AI can’t solve public benefits access, but it can help

By Karie Shen

In East Boston, Link Health works with hundreds of patients, helping them to enroll in public benefits programs, like SNAP. Most of them are Spanish-speakers. Arianna Doss, a Patient Navigator and student at MIT, has been working with Link Health for about one year. For her, one of the biggest barriers to enrollment is the language barrier.


From a distance, this looks like an ideal use case for artificial intelligence. AI can be available 24/7. It can process rules quickly, translate languages, and scale far beyond the capacity of any nonprofit call center or volunteer program.


Public benefits systems are notoriously complex. Eligibility rules vary by program, by state, by household composition, by residency requirements, by income fluctuations that don’t neatly align with monthly reporting periods. Applications are long, documentation-heavy, and written in language that assumes a level of time, stability, and bureaucratic fluency many people simply don’t have.


In theory, as eligibility rules shift, especially around work requirements and documentation requirements, AI can help surface up-to-date information quickly, reducing confusion for both volunteers and families navigating an already unstable system.


However, for Doss and other Patient Navigators, AI tools often fall short of their expectations. The chatbots were “only helpful when doing something very simple,” where a quick Google search or consultation with a supervisor would have sufficed.


How chatbots are supposed to help, and where they fall short

At Link Health, student volunteers regularly help people access benefits like SNAP, WIC, Medicare Savings Programs, and Lifeline.
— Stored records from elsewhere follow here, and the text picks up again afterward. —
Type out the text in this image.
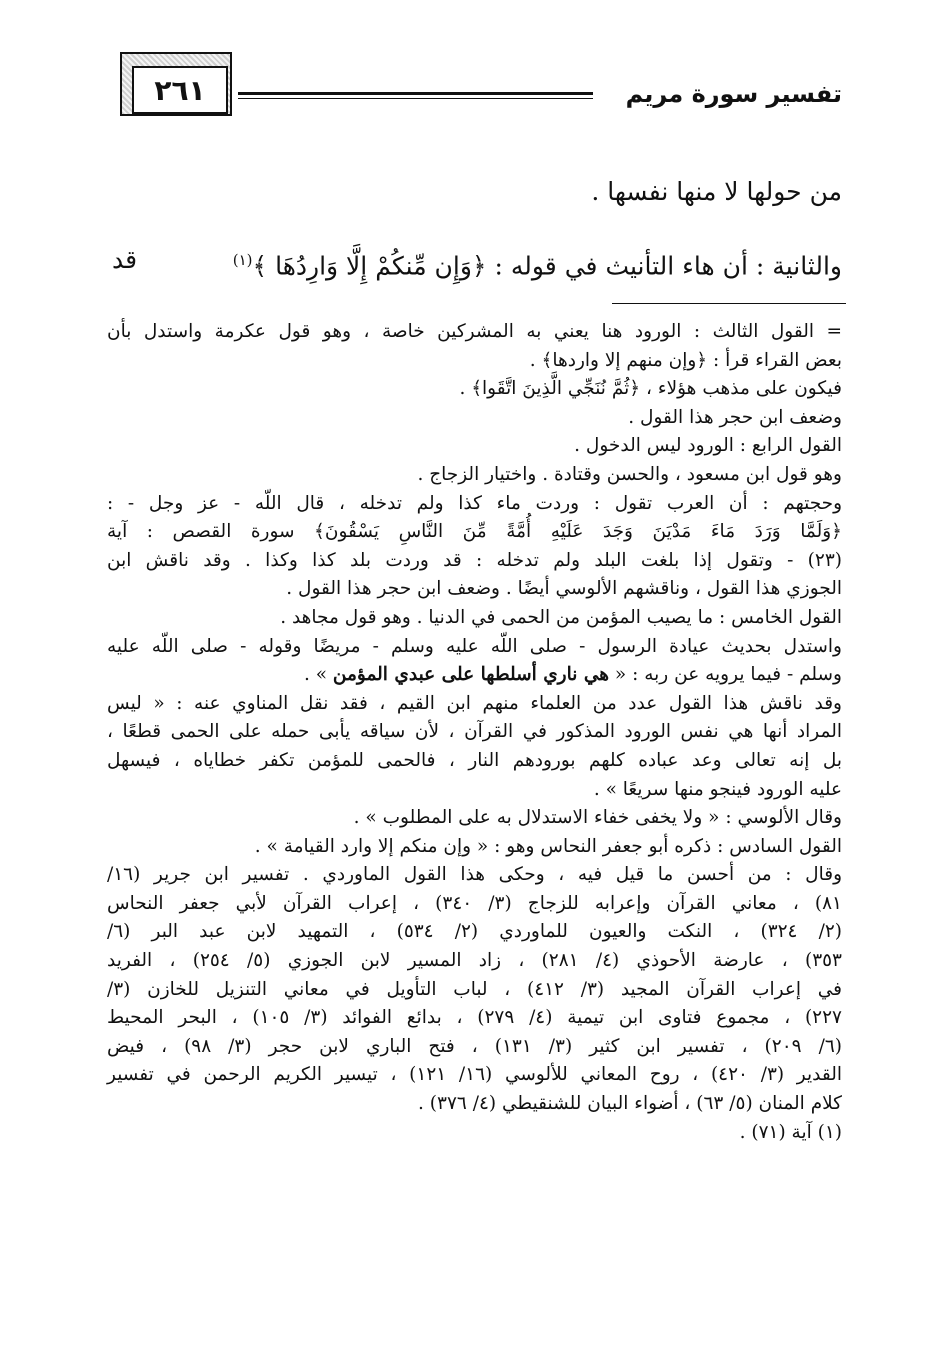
٢٦١	تفسير سورة مريم
من حولها لا منها نفسها .
والثانية : أن هاء التأنيث في قوله : ﴿وَإِن مِّنكُمْ إِلَّا وَارِدُهَا ﴾$^{(١)}$
قد
= القول الثالث : الورود هنا يعني به المشركين خاصة ، وهو قول عكرمة واستدل بأن
بعض القراء قرأ : ﴿وإن منهم إلا واردها﴾ .
فيكون على مذهب هؤلاء ، ﴿ثُمَّ نُنَجِّي الَّذِينَ اتَّقَوا﴾ .
وضعف ابن حجر هذا القول .
القول الرابع : الورود ليس الدخول .
وهو قول ابن مسعود ، والحسن وقتادة . واختيار الزجاج .
وحجتهم : أن العرب تقول : وردت ماء كذا ولم تدخله ، قال اللّه - عز وجل - :
﴿وَلَمَّا وَرَدَ مَاءَ مَدْيَنَ وَجَدَ عَلَيْهِ أُمَّةً مِّنَ النَّاسِ يَسْقُونَ﴾ سورة القصص : آية
(٢٣) - وتقول إذا بلغت البلد ولم تدخله : قد وردت بلد كذا وكذا . وقد ناقش ابن
الجوزي هذا القول ، وناقشهم الألوسي أيضًا . وضعف ابن حجر هذا القول .
القول الخامس : ما يصيب المؤمن من الحمى في الدنيا . وهو قول مجاهد .
واستدل بحديث عيادة الرسول - صلى اللّه عليه وسلم - مريضًا وقوله - صلى اللّه عليه
وسلم - فيما يرويه عن ربه : « هي ناري أسلطها على عبدي المؤمن » .
وقد ناقش هذا القول عدد من العلماء منهم ابن القيم ، فقد نقل المناوي عنه : « ليس
المراد أنها هي نفس الورود المذكور في القرآن ، لأن سياقه يأبى حمله على الحمى قطعًا ،
بل إنه تعالى وعد عباده كلهم بورودهم النار ، فالحمى للمؤمن تكفر خطاياه ، فيسهل
عليه الورود فينجو منها سريعًا » .
وقال الألوسي : « ولا يخفى خفاء الاستدلال به على المطلوب » .
القول السادس : ذكره أبو جعفر النحاس وهو : « وإن منكم إلا وارد القيامة » .
وقال : من أحسن ما قيل فيه ، وحكى هذا القول الماوردي . تفسير ابن جرير (١٦/
٨١) ، معاني القرآن وإعرابه للزجاج (٣/ ٣٤٠) ، إعراب القرآن لأبي جعفر النحاس
(٢/ ٣٢٤) ، النكت والعيون للماوردي (٢/ ٥٣٤) ، التمهيد لابن عبد البر (٦/
٣٥٣) ، عارضة الأحوذي (٤/ ٢٨١) ، زاد المسير لابن الجوزي (٥/ ٢٥٤) ، الفريد
في إعراب القرآن المجيد (٣/ ٤١٢) ، لباب التأويل في معاني التنزيل للخازن (٣/
٢٢٧) ، مجموع فتاوى ابن تيمية (٤/ ٢٧٩) ، بدائع الفوائد (٣/ ١٠٥) ، البحر المحيط
(٦/ ٢٠٩) ، تفسير ابن كثير (٣/ ١٣١) ، فتح الباري لابن حجر (٣/ ٩٨) ، فيض
القدير (٣/ ٤٢٠) ، روح المعاني للألوسي (١٦/ ١٢١) ، تيسير الكريم الرحمن في تفسير
كلام المنان (٥/ ٦٣) ، أضواء البيان للشنقيطي (٤/ ٣٧٦) .
(١) آية (٧١) .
These are programs that already exist yet go unused by millions of eligible people. These are students who care deeply about equity and access. They’re trained, motivated, and supported by a nonprofit that has invested in tools meant to make their work easier, including AI-powered chatbots designed to answer eligibility questions and guide enrollment.


For student volunteers, chatbots are meant to serve as instant policy references: a way to quickly answer questions like “Does a part-time worker qualify for SNAP in Massachusetts?” or “Can a senior receive both MSP and SNAP?” The idea is consistency, accuracy, and reduced cognitive load.


But in practice, many volunteers default to Google or official agency websites. Chatbots, by contrast, can feel opaque. “Immigration policy is always changing,” Doss shared as an example. “I don’t think AI is ever up-to-date enough to be able to answer those kinds of questions.”


For patients attempting to enroll in these programs, chatbots are designed to lower barriers. They offer privacy and convenience. But many patients disengage early, or are distrustful of AI altogether. Enrollment is a deeply private matter, and it can be emotionally and cognitively taxing.


Designing for reality

Despite these challenges, there are moments when technology can genuinely help.


Chatbots can perform well for narrow, well-defined tasks: quick eligibility pre-screens, plain-language explanations, and translation. Most importantly, AI works best when it is paired with humans. When a chatbot helps someone get 60% of the way there – and a person helps them cross the finish line – follow-through can improve.


If nonprofits want AI tools that people actually use, design has to center on real behavior. For volunteers, this means integrating chatbots into existing workflows rather than treating them as separate platforms. For patients, it means shorter interactions, focusing on one benefit at a time rather than overwhelming users with comprehensive but exhausting pathways. It means offering human help early and often, not as a last resort.


The goal of AI in public benefits should not be to replace people. AI can handle repetition, complexity, and scale. Humans build trust, navigate nuance, and support people through moments of vulnerability. AI is powerful, but we must design systems that acknowledge how people actually live, decide, and engage.